Schockierende Diagnose nach Saisonende
Das Schweizer Ski-Talent Laura Huber hat eine schockierende Enthüllung gemacht: Die 20-jährige Athletin, die hauptsächlich im Europacup antritt, fuhr die gesamte vergangene Saison mit einem unbehandelten Bruch des Wadenbeins. Die schwerwiegende Verletzung wurde erst nach Abschluss der Wettkampfsaison diagnostiziert und hat in der Ski-Alpin-Szene für großes Aufsehen gesorgt.
„Ich bin ehrlich gesagt schockiert“
In einem emotionalen Instagram-Post, der sie im Krankenhaus zeigt, äußerte sich Huber zu ihrer ungewöhnlichen Situation. „Das ist das Bein, mit dem ich die ganze Saison gefahren bin. Ich bin ehrlich gesagt schockiert, wie es wirklich aussah“, schrieb die junge Sportlerin. Die Schmerzen wurden erst bei den nationalen Meisterschaften so stark, dass sie nicht mehr ignoriert werden konnten.
Nach der späten Diagnose wurde Huber sofort operiert. Die Verletzung geht auf einen Trainingssturz im Februar 2024 zurück, bei dem sie sich eine Fraktur des linken Unterschenkels zuzog. Damals wurde zwar das Schienbein operativ versorgt, das Wadenbein jedoch nur konservativ behandelt – eine Entscheidung, die sich nun als folgenschwer erwies.

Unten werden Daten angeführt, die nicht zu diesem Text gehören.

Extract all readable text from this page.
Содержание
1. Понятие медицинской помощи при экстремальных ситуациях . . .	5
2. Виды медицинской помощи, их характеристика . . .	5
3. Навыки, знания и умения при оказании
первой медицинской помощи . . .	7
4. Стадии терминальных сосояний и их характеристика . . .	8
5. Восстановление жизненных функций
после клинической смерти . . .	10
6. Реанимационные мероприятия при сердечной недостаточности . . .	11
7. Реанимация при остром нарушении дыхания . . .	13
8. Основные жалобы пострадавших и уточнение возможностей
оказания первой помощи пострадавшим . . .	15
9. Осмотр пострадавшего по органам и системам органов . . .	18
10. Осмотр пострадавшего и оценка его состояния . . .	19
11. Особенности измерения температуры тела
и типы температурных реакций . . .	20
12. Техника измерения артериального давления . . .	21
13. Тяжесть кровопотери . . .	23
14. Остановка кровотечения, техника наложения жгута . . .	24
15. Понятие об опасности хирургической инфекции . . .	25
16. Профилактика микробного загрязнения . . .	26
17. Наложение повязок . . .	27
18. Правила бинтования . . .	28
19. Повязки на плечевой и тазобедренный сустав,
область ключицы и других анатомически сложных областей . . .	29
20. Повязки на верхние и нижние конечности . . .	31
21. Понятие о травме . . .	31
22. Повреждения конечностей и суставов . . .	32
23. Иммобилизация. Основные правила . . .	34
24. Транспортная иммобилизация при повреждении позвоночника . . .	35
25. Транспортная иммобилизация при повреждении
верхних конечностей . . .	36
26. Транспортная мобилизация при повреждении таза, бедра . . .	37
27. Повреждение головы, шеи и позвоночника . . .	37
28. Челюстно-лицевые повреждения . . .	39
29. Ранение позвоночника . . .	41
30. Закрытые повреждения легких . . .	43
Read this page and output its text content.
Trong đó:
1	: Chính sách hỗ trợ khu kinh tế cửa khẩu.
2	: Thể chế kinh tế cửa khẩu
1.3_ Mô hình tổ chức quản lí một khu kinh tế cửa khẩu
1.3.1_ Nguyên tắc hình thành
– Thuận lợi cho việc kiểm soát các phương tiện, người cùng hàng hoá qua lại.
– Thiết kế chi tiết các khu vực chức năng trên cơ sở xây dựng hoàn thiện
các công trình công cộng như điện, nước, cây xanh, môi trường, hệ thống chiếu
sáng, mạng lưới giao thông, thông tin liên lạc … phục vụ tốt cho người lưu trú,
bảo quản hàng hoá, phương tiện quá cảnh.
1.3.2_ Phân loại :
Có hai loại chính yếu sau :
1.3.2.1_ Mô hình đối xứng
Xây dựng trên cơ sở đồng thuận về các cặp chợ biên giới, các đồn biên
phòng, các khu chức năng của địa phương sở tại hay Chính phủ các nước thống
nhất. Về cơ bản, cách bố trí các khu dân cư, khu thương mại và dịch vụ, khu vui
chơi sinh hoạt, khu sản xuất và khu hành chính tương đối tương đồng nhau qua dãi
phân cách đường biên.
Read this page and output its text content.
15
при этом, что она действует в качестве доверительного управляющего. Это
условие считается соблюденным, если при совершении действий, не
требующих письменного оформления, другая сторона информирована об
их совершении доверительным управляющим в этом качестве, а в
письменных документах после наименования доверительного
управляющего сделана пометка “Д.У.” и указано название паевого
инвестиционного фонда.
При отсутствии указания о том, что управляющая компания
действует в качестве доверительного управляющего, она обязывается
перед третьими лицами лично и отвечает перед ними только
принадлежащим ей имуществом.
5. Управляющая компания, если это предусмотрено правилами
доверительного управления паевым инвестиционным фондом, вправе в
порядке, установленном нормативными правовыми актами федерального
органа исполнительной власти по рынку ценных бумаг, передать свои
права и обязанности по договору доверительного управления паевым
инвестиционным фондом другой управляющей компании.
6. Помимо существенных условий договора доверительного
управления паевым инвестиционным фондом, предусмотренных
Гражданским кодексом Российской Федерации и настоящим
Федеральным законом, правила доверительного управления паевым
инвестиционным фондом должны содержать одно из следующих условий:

Ursprung der Verletzung und mentale Stärke
Wie die Schweizer Zeitung Blick berichtete, fand die ursprüngliche Fraktur keine vollständige Heilung. Huber reflektierte über ihre außergewöhnliche Leistungsfähigkeit trotz der schweren Verletzung: „Ich frage mich immer noch, wie es überhaupt möglich war, so anzutreten. Am Ende war meine Liebe zum Skirennsport stärker als der Schmerz. Das hat mich angetrieben.“
Trotz der belastenden Enthüllung blickt das Alpin-Talent nun mit Optimismus in die Zukunft. „Jetzt schaue ich mit einer positiven Einstellung nach vorne und konzentriere mich voll auf die Heilung“, erklärte Huber. Ihre mentale Stärke und Durchhaltevermögen unter extremen Bedingungen beeindrucken Fachleute und Fans gleichermaßen.
Folgen für die Sportkarriere
Die späte Diagnose wirft Fragen zur medizinischen Betreuung von Nachwuchssportlern auf. Experten betonen die Wichtigkeit regelmäßiger Gesundheitschecks, besonders bei jungen Athleten, die oft Schmerzen ignorieren, um ihre Karriere nicht zu gefährden. Hubers Fall zeigt die Grenzen der körperlichen Belastbarkeit selbst bei hochtalentierten Sportlern.
Die Rehabilitation wird nun im Mittelpunkt stehen, während die Ski-Community gespannt auf das Comeback der jungen Schweizerin wartet. Ihre Offenheit über die verpasste Diagnose könnte dazu beitragen, das Bewusstsein für ähnliche Fälle im Leistungssport zu schärfen.